Это — не звезда Героя, не слава поэта или космонавта, а только простое слово «спасибо» от человека, которого ты уважаешь. И это «спасибо» — большое счастье, награда за любимый труд.

Думаю так, лежа на густой клеверной отаве, около школы, обсаженной цветами, чистой и светлой.

За эту школу заведующая, одинокая женщина, получила на днях благодарность... только от инспектора районо, пожилого учителя. И про эту радость, про эту свою славу рассказывала даже мне, свояку, стыдливо.


***

Свадьба. Все, кто как может и умеет, веселятся: танцуют, поют, горланят, целуются. А он, тихий да работящий человек, молчит. Хозяин беспокоится:

— Как ты там, братка Юрка?

— Да вот грушу ем. Все очень хорошо.

И добрая улыбка.


***

В огромном мире — маленький человек, который заслуженно гордится тем, что умеет:

— Я направлю бритву — никто не поправит!..


***

Друзья возвращаются домой из далекой командировки. Один из них еще вчера узнал — жена позвонила по междугородному,— что дочь друга попала на улице под машину. «Жива, но большая травма». И везти эту тайну нелегко. Тем более — зная, что другу ничего не известно, и он смеется себе... Особенно тяжело было утром, когда уже подъезжали. Друг, умывшись, идет по коридору вагона, смеется, видя, как малая девочка смотрит в окно:

— Вот кто волнуется, видать, за весь вагон!

А тот, кто действительно волнуется — за весь поезд, тот молчит, кивает головой, соглашается. Даже с улыбкой...


***

Бояться за других — не трусость. Это называется немножко иначе.


***

По предложению райкома партии колхозники подсевали колхозное жито сераделлой для своих коров.
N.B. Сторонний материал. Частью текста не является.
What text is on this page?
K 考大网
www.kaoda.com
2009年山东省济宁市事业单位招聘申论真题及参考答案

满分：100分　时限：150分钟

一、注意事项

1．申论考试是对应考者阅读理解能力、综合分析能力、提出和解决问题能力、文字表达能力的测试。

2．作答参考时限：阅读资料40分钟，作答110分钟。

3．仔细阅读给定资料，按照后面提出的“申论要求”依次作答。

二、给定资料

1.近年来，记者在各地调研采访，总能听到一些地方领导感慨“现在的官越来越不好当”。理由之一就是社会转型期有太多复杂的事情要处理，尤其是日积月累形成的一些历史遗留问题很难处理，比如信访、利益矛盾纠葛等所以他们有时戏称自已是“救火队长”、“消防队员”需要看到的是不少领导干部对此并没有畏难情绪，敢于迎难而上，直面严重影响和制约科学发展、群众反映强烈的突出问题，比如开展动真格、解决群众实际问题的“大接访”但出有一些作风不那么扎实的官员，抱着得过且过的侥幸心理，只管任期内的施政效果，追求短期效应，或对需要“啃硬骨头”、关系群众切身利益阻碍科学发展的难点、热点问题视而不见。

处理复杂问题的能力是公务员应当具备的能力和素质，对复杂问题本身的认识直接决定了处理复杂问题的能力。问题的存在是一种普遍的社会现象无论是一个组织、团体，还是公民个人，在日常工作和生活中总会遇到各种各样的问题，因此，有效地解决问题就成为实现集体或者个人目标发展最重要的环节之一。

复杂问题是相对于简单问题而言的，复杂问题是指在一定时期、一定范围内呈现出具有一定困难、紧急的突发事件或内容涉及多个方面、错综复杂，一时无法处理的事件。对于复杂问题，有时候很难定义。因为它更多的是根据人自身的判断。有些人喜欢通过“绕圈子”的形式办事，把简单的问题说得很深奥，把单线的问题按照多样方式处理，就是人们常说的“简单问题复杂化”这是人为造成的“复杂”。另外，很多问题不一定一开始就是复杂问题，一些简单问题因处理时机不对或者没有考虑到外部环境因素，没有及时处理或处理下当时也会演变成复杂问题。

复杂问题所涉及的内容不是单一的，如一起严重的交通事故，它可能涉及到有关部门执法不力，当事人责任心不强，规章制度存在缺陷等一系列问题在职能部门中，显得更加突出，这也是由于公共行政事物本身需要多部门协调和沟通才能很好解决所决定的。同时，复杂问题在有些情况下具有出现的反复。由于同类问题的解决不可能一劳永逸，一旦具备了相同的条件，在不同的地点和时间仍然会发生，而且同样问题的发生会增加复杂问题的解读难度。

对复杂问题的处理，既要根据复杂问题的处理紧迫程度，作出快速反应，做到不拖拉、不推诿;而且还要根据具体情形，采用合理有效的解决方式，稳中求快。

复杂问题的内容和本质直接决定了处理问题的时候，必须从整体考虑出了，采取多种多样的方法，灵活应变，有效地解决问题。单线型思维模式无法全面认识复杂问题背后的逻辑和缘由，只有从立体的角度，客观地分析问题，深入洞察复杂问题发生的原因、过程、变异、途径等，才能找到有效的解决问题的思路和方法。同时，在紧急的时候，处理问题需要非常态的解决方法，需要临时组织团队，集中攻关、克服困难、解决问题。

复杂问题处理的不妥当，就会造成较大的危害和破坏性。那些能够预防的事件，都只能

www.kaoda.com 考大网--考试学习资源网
Это, известно, нарушение устава сельхозартели, но сделают так и на следующий год. Секретарь с улыбкой говорит, что устав тоже должен идти в ногу с жизнью, диалектически развиваться.

Правда, это возможно при наличии такой вот умной улыбки.


***

Верхнего, внешнего блеска у этого человека очень немного. Зато сильна корневая система — в народе, из которого он вышел в большой свет — бывший работяга, бедняк, боевой партизан, хороший душевный товарищ.


***

В сердитом настроении праведника сижу и троллейбусе и наблюдаю, как двое молодых пижонов заняли ближайшие к детским к инвалидным места и разговаривают себе, не замечая никого и ничего.

Вошла старуха, пробирается около них на свободное место. Ей неудобно и тяжело — с палочкой, едва идет.

И тут один из пижонов, не вставая, не прерывая разговора с приятелем, как-то непроизвольно, ловко и осторожно, как больную мать, взял старушку под локоть, немножко провел, не вставая, и посадил.

Тут-то мне и беседа этих... извините, ребята, что так показалось,— пижонов... и беседа их, хоть я и не слыхал ее толком, показалась куда более серьезной, и вот, вообще...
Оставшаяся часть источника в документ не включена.